America's neighborhoods will "stabilize" when house prices reach a sane multiple of incomes, and not a moment before.

How exactly are cramdowns going to shorten that process? Cramdowns are simply a gift of property to those same people who took out loans they never were able to afford. How that will help house prices reach equilibrium?


Broker writes:
Lawyerliz, when a while back I said that condos in most of Florida would go down in value ~70%(in reald $s from `05 peak), you didn`t believe me, remember? And if you think that`s bad, just wait to see what`s going to happen with commercial properties and commercial vacant land.
P.S. These were my predictions in `05 for RE price decline in Florida: ~60% for rez.,~70% for condos, ~70-80% for commercial, and ~80-90% for vacant commercial land.(in real $ from `05 peak)


Elvis writes:
Broker,
How much do you thing the FL properties will go down in terms of cheese? I've got a lot of cheese (all kinds including a significant amount of cheddar and bleu) and I was thinking about using it to buy FL real estate. I wonder if I have enough.


Paul writes:
How exactly are cramdowns going to shorten that process? Cramdowns are simply a gift of property to those same people who took out loans they never were able to afford. How that will help house prices reach equilibrium?

How many folks are you willing to throw out on the street to save a few bucks for a bunch of hedge fund investors? I will never understand this hostility toward overwhelmed dumb people in America that results in more concentration of wealth. Criticize the dumb people for being dumb - but do you really want to extract another few bucks from those who are insolvent and enrich the wealthy just to make a point?
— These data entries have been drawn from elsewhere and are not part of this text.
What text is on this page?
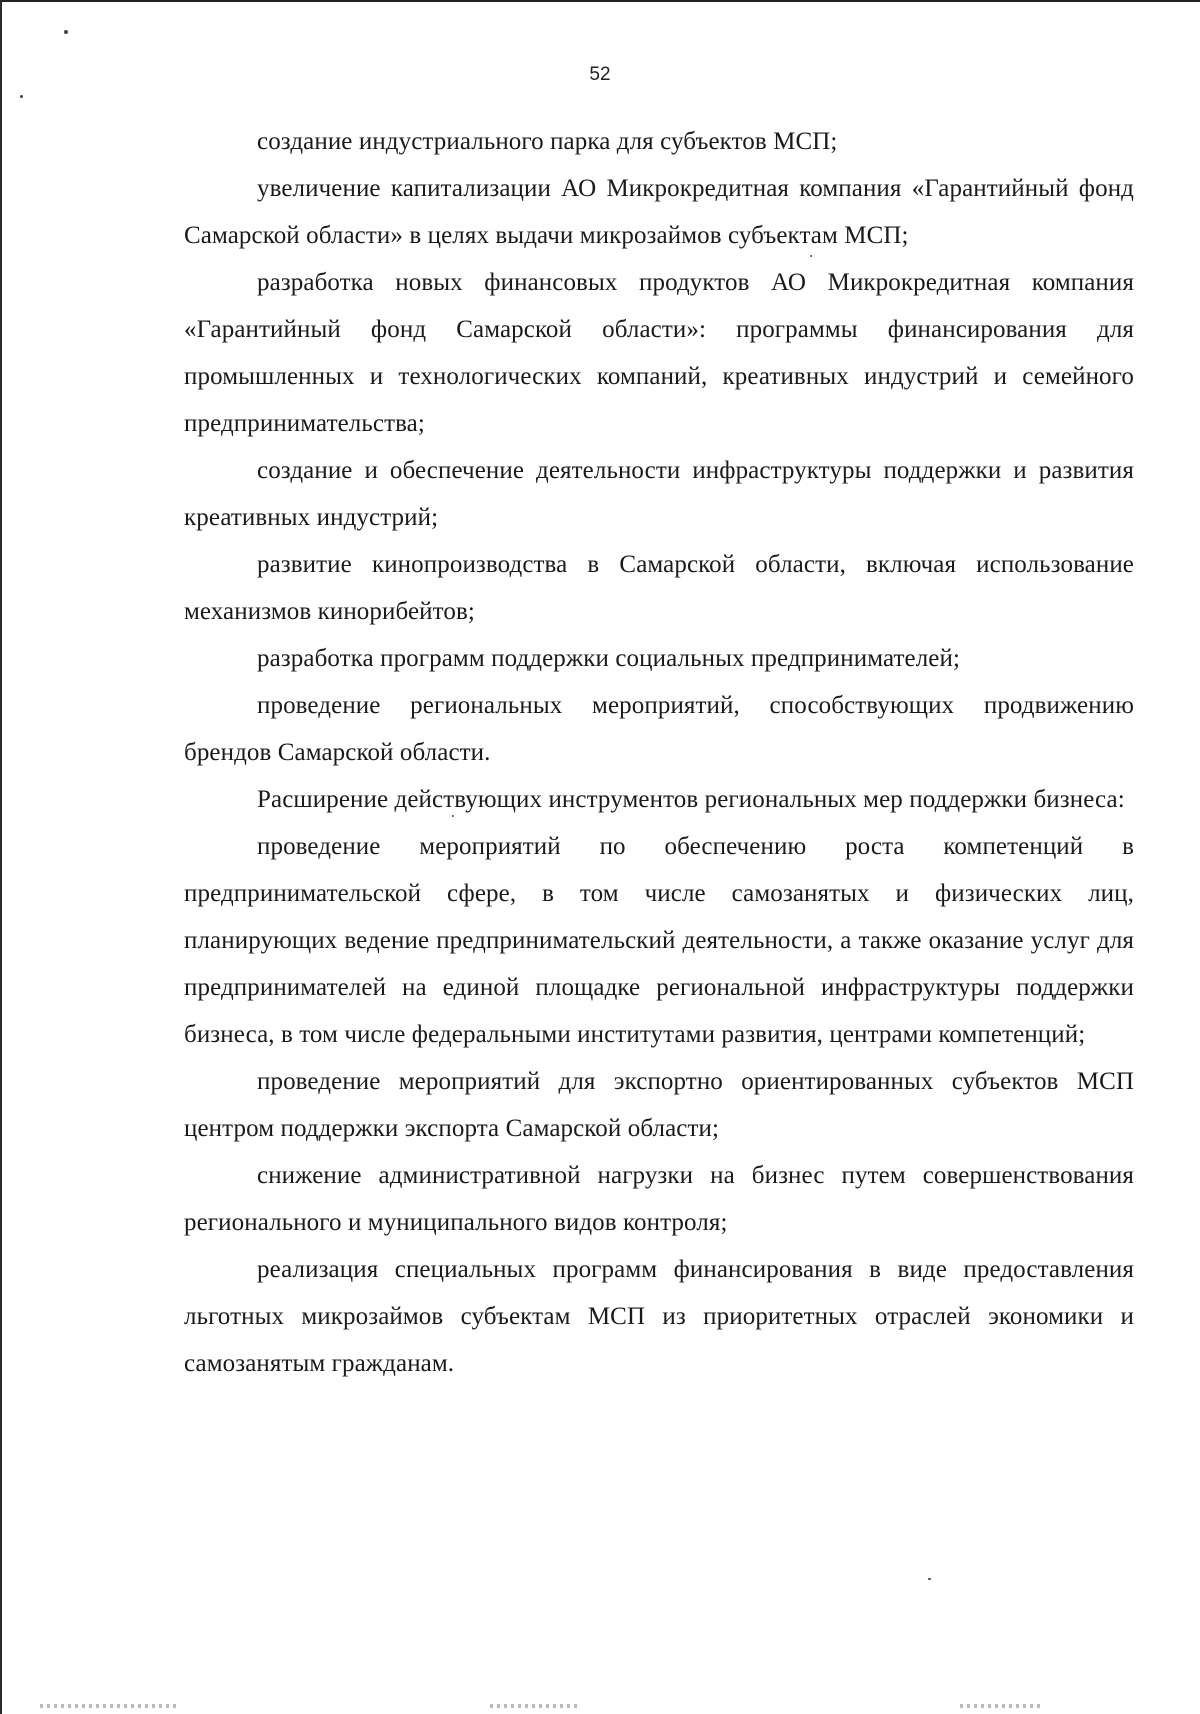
52

создание индустриального парка для субъектов МСП;

увеличение капитализации АО Микрокредитная компания «Гарантийный фонд Самарской области» в целях выдачи микрозаймов субъектам МСП;

разработка новых финансовых продуктов АО Микрокредитная компания «Гарантийный фонд Самарской области»: программы финансирования для промышленных и технологических компаний, креативных индустрий и семейного предпринимательства;

создание и обеспечение деятельности инфраструктуры поддержки и развития креативных индустрий;

развитие кинопроизводства в Самарской области, включая использование механизмов кинорибейтов;

разработка программ поддержки социальных предпринимателей;

проведение региональных мероприятий, способствующих продвижению брендов Самарской области.

Расширение действующих инструментов региональных мер поддержки бизнеса:

проведение мероприятий по обеспечению роста компетенций в предпринимательской сфере, в том числе самозанятых и физических лиц, планирующих ведение предпринимательский деятельности, а также оказание услуг для предпринимателей на единой площадке региональной инфраструктуры поддержки бизнеса, в том числе федеральными институтами развития, центрами компетенций;

проведение мероприятий для экспортно ориентированных субъектов МСП центром поддержки экспорта Самарской области;

снижение административной нагрузки на бизнес путем совершенствования регионального и муниципального видов контроля;

реализация специальных программ финансирования в виде предоставления льготных микрозаймов субъектам МСП из приоритетных отраслей экономики и самозанятым гражданам.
It's not about, IMO, prices reaching equilibrium. It's about limiting the damage to the the borrowers and the rest of us who depend on their meager spending for a living.


Melancholy Korean writes:
This idea is a fresh, innovative approach to the selling process within a relationship based, B2B, complex selling environment. It would be presented in the context of selling Technology Products/Services...

Hahaha. Almost as good as George Saunders.

What? It's not ironic?


Diogenes writes:
Paul, please get real. These deadbeats are not being thrown out on the street. By definition, if they are not paying the mortgage they have or should have money for RENT. Your rationalization to screw the hedge fund managers is a non starter...you and your fellow americans are screwing Norwegian retirees and folks all around the world who "delayed their gratification" and saved so we could go down to the pub and do a few more shooters for $7.00 a pop. Have you ever thought of running for the house or senate? You are qualified.


Jeff's Moped writes:
Bankruptcy Lawyer -

I humbly submit allowing banks to foreclose, and flush out the homeowners who couldn't afford the home from the moment they signed on the dotted line, is also a way out of this mess. I disagree that allowing cramdowns is the "only way" to solve this problem.

Allowing cramdowns certainly is one way, but certainly not the only way.

And, allowing foreclosures has a few advantages over allowing cramdowns, in my opinion: (1) schadenfraude, (2) lowering house values, so that the average working family (who didn't engage in fraud, or otherwise stick their head in the sand) can finally afford to buy a home, and (3) probably lower transaction costs, since relatively few Chapter 13s actually ever get completed (and since the foreclosure process is probably cheaper on the whole, when considering the BK attorney fees and the time cost of money associated with delay of an otherwise inevitable foreclosure).


Lawyerliz writes:
I just think that cramdowns will save the BANKS (and the Norwegians) money.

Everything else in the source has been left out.